Joyanna Adams

Nobody's Opinion

Nobody’s Full Moon Rising

Nobody Flashes

Well…it’s a full moon alright. I was saying to myself, well Joyanna, you can’t write about the stuff you usually do because you are so busy calling auto centers and saying,  “Do you have any Chevy Impala’s?”  Yes,  I am pretty much sick of any kind of car that was ever invented. I’ve been to at least 30 dealers. The cars are starting to all look like booby traps for insanity.

My old 94 Cougar, (73,000m) got bombarded by hail, and it’s now…well..I don’t know where it’s at. I took it to a body shop, and my insurance told me it was not worth keeping. I’ve had some kind of a car since I was sixteen, and never been without one that I could get into and go.

I am…slighty crazy about NOT having a car.

Here we see some cars of the rich. Alice Walton drives a 2006 Ford 5-150. Ingvard Kamprad, Ikea founder drives a 1993 Volvo 240. Mark Zuckerberg has a black Acura TSX. And Bill Gates likes the Porsche 959.

So I ask you…is a 2011 maroon Impala too much to ask? See, not all the rich are ostentatious. I think Alice and I would really get along.

Which brings me to a blog, that I was thinking of writing, because I am so sick of everyone else in the world complaining that Americans are selfish because they all have cars, while the rest of the world have bikes. And I am hearing that stupid complaint more often.

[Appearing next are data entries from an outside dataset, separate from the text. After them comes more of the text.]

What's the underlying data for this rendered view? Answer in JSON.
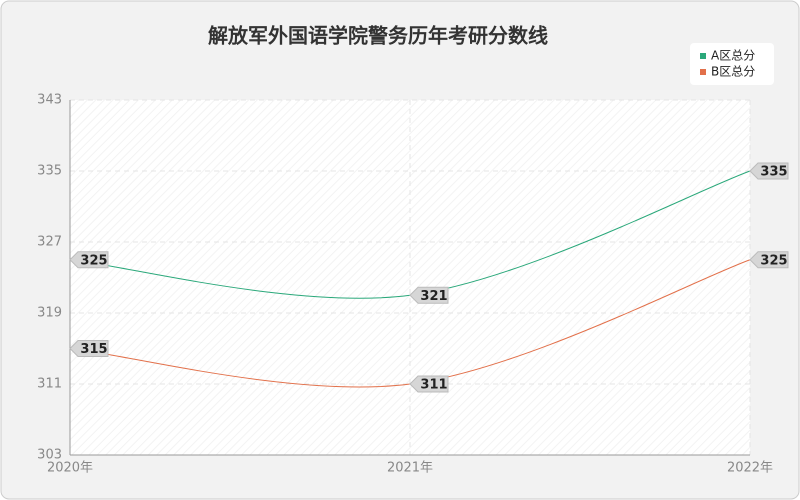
{
  "chart_data": {
    "type": "line",
    "title": "解放军外国语学院警务历年考研分数线",
    "categories": [
      "2020年",
      "2021年",
      "2022年"
    ],
    "series": [
      {
        "name": "A区总分",
        "color": "#2aa87a",
        "values": [
          325,
          321,
          335
        ]
      },
      {
        "name": "B区总分",
        "color": "#e2704a",
        "values": [
          315,
          311,
          325
        ]
      }
    ],
    "ylim": [
      303,
      343
    ],
    "yticks": [
      303,
      311,
      319,
      327,
      335,
      343
    ],
    "grid": true,
    "legend": "top-right",
    "smooth": true
  }
}
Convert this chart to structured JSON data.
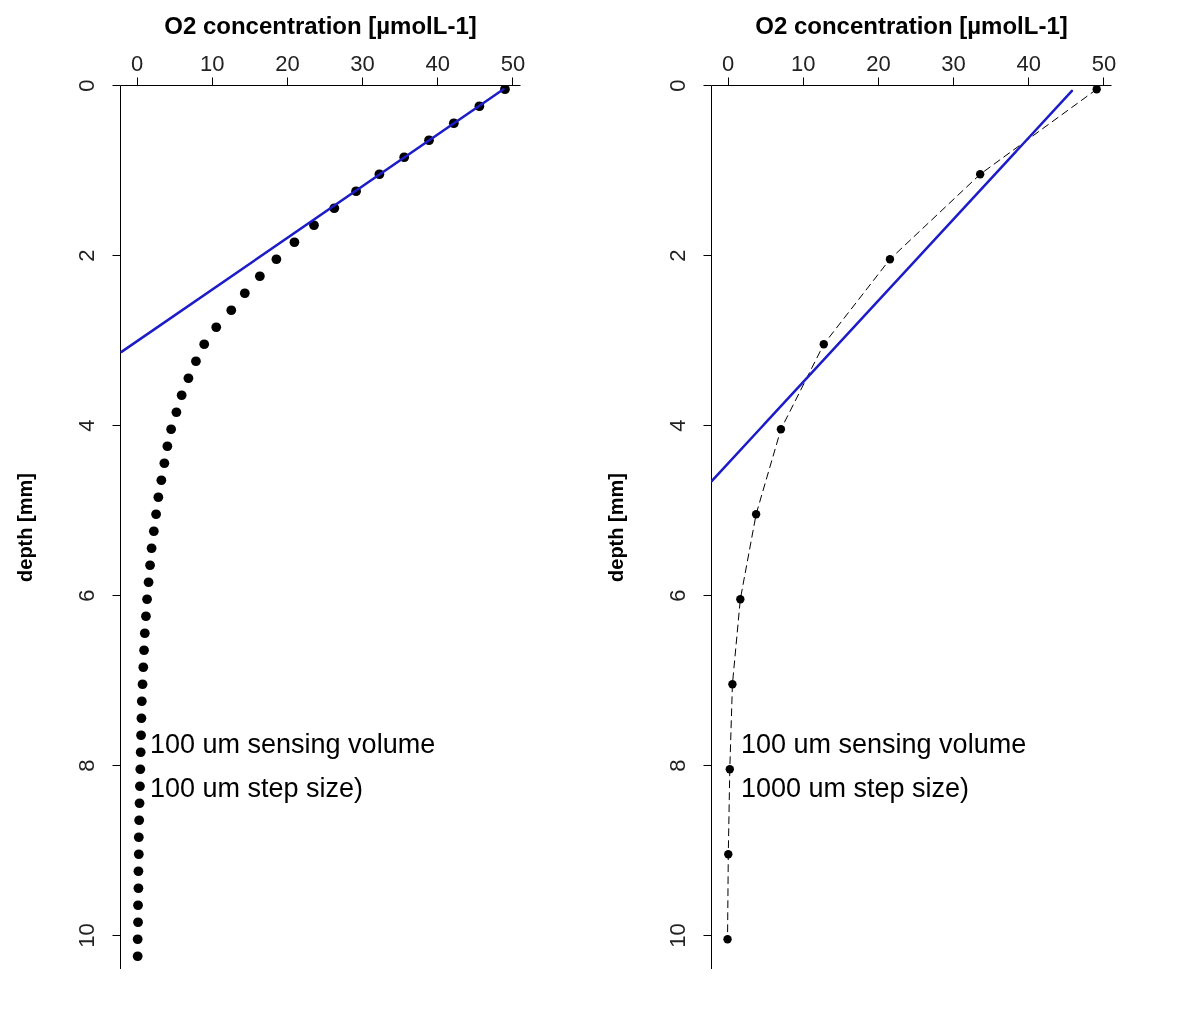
{
  "chart_data": [
    {
      "type": "scatter",
      "xlabel": "O2 concentration [µmolL-1]",
      "ylabel": "depth [mm]",
      "xlim": [
        -2.2,
        51
      ],
      "xticks": [
        0,
        10,
        20,
        30,
        40,
        50
      ],
      "ylim": [
        10.4,
        0
      ],
      "yticks": [
        0,
        2,
        4,
        6,
        8,
        10
      ],
      "annotations": [
        "100 um sensing volume",
        "100 um step size)"
      ],
      "series": [
        {
          "type": "scatter",
          "marker": "circle",
          "color": "#000000",
          "x": [
            49.0,
            45.6,
            42.2,
            38.9,
            35.6,
            32.3,
            29.2,
            26.3,
            23.6,
            21.0,
            18.6,
            16.4,
            14.4,
            12.6,
            10.6,
            9.0,
            7.9,
            6.9,
            6.0,
            5.3,
            4.6,
            4.1,
            3.7,
            3.3,
            2.9,
            2.6,
            2.3,
            2.0,
            1.8,
            1.6,
            1.4,
            1.25,
            1.1,
            1.0,
            0.9,
            0.8,
            0.7,
            0.65,
            0.6,
            0.55,
            0.5,
            0.45,
            0.4,
            0.35,
            0.3,
            0.3,
            0.25,
            0.25,
            0.2,
            0.2,
            0.15,
            0.15
          ],
          "values": [
            0.05,
            0.25,
            0.45,
            0.65,
            0.85,
            1.05,
            1.25,
            1.45,
            1.65,
            1.85,
            2.05,
            2.25,
            2.45,
            2.65,
            2.85,
            3.05,
            3.25,
            3.45,
            3.65,
            3.85,
            4.05,
            4.25,
            4.45,
            4.65,
            4.85,
            5.05,
            5.25,
            5.45,
            5.65,
            5.85,
            6.05,
            6.25,
            6.45,
            6.65,
            6.85,
            7.05,
            7.25,
            7.45,
            7.65,
            7.85,
            8.05,
            8.25,
            8.45,
            8.65,
            8.85,
            9.05,
            9.25,
            9.45,
            9.65,
            9.85,
            10.05,
            10.25
          ]
        },
        {
          "type": "line",
          "line_style": "solid",
          "color": "#1c1cc8",
          "x": [
            48.8,
            -2.0
          ],
          "values": [
            0.05,
            3.14
          ]
        }
      ]
    },
    {
      "type": "scatter",
      "xlabel": "O2 concentration [µmolL-1]",
      "ylabel": "depth [mm]",
      "xlim": [
        -2.2,
        51
      ],
      "xticks": [
        0,
        10,
        20,
        30,
        40,
        50
      ],
      "ylim": [
        10.4,
        0
      ],
      "yticks": [
        0,
        2,
        4,
        6,
        8,
        10
      ],
      "annotations": [
        "100 um sensing volume",
        "1000 um step size)"
      ],
      "series": [
        {
          "type": "line",
          "marker": "circle",
          "line_style": "dashed",
          "color": "#000000",
          "x": [
            49.1,
            33.6,
            21.6,
            12.8,
            7.1,
            3.8,
            1.7,
            0.65,
            0.3,
            0.1,
            0.0
          ],
          "values": [
            0.05,
            1.05,
            2.05,
            3.05,
            4.05,
            5.05,
            6.05,
            7.05,
            8.05,
            9.05,
            10.05
          ]
        },
        {
          "type": "line",
          "line_style": "solid",
          "color": "#1c1cc8",
          "x": [
            45.8,
            -2.1
          ],
          "values": [
            0.07,
            4.66
          ]
        }
      ]
    }
  ]
}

Okay,…focus on the subject of cars Joyanna.

An American without a car is like a carpenter without a hammer.  I think Jesus said that. If he didn’t he should have.

And then, to make things worse, my internet went down….!!

“Hello” I said to the Charter tech guy, “I can’t get on during the day, but I can get on at night…what’ s up with that?”

“Sounds like a software problem to me.” he said.

And that’s why he gets paid the big bucks.

I went on one of my favorite sites tonight ( and coincidentally came upon an article which had the cars that the rich drive.  I will be thinking of the second richest woman in the world tomorrow as I continue my search for the “perfect” Impala. My logic tells me I have one week to find a car, and if I haven’t found one by the last day, I’m going to buy a bottle of cheap wine, drink the whole thing, and then pick the first one I like.

And PS…if I’m not here this weekend, it’s because my computer died. In that case, I’ll be sure and blame the next car salesman I see.

One other thing, Notice how the “face” fits the car? (Alice, that’s not an insult.) Am I crasy? Don’t these people LOOK like their cars? Am I getting punch happy? What?